Oh dear! what a sad thing to happen for you Soutra friends are so precious, and losing one is a loneliness all of it's own. How fortunate you were to have her as a friend, and have happy memories of your friendship over the years. Take care

loopylou Sun 21-Jun-15 16:32:19

ethel it all depends on the type of cancer, its amenity to treatment and how quickly it was diagnosed /treated. Every case is different.

One of my friends had bowel cancer 15 years ago and is absolutely fine.

Sadly for Soutra's friend it was a particularly rare and aggressive type. I nursed and lost a friend who was 42 from such a type of cancer and it was heartbreaking.
I just take some comfort in knowing her as a close friend, she taught me so much about friendship and I have wonderful memories.

I feel for anyone who's lost someone from this awful disease but many people are surviving and cured, or living well with cancer that can be kept controlled.

flowers x

etheltbags1 Sun 21-Jun-15 16:23:12

sorry to hear about this lady but as I too suffer from colon cancer I am scared it will be me next. whenever I hear about this disease killing another person I am scared. the hospital staff act like its nothing and keep offering us different kinds of treatment but they know it will kill us in the end.scary

dustyangel Sun 21-Jun-15 14:52:05

Sorry to hear of the loss of your friend *Soutra. flowers

annodomini Sun 21-Jun-15 14:39:04

I'm sad for you, Soutra.

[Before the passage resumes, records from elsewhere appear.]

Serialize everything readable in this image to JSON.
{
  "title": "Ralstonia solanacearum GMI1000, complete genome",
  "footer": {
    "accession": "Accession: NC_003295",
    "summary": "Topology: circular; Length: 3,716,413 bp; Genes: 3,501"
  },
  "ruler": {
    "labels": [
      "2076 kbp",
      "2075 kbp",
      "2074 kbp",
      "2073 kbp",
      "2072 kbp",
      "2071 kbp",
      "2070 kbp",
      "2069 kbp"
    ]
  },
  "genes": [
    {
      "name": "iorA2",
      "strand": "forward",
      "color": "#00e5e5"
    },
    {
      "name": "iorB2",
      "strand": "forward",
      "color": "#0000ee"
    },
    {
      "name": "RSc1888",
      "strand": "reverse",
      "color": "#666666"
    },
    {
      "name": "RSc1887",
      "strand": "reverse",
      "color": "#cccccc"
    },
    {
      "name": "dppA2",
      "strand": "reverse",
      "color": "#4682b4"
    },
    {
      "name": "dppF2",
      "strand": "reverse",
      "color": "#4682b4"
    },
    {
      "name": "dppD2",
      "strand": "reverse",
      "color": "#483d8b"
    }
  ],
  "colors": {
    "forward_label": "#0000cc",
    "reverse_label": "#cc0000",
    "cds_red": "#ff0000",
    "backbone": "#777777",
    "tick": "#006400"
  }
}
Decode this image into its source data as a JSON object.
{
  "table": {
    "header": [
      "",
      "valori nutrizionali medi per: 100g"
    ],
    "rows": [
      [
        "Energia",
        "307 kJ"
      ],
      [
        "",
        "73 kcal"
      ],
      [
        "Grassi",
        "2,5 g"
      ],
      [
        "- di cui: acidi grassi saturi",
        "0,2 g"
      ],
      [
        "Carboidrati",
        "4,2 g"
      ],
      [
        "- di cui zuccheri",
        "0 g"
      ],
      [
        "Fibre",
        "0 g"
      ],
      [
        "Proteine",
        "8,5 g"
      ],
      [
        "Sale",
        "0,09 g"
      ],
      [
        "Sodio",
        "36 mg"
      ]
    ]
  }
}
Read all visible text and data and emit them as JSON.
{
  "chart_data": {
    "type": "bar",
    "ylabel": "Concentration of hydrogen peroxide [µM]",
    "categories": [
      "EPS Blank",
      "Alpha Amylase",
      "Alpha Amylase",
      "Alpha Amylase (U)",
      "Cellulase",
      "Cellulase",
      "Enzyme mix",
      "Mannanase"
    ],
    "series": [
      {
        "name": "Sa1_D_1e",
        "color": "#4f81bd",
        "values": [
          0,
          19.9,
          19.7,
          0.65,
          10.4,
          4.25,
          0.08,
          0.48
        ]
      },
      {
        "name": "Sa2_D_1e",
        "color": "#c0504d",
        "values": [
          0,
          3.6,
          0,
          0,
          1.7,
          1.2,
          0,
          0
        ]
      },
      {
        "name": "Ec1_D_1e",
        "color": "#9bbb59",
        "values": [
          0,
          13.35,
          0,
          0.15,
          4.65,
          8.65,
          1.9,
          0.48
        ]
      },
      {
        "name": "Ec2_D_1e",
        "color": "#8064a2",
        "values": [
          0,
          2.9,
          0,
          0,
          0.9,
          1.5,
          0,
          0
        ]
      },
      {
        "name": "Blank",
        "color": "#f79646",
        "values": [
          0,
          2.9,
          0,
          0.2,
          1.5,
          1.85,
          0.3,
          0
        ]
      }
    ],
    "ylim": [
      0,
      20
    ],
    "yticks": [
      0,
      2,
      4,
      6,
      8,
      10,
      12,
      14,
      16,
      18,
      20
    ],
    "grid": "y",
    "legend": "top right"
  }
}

Losing friends is something you never get used to. They will always be part of your life even when they aren't here any more. flowers

grannyactivist Sun 21-Jun-15 13:50:57

So sorry Soutra - thinking of you today. flowers

janeainsworth Sun 21-Jun-15 13:49:22

Soutra It does seem so very unfair, doesn't it, when the mid sixties seem like the prime of life, with so much still to enjoy, for many of us.
I agree with mishap about the role and importance of friends in our lives.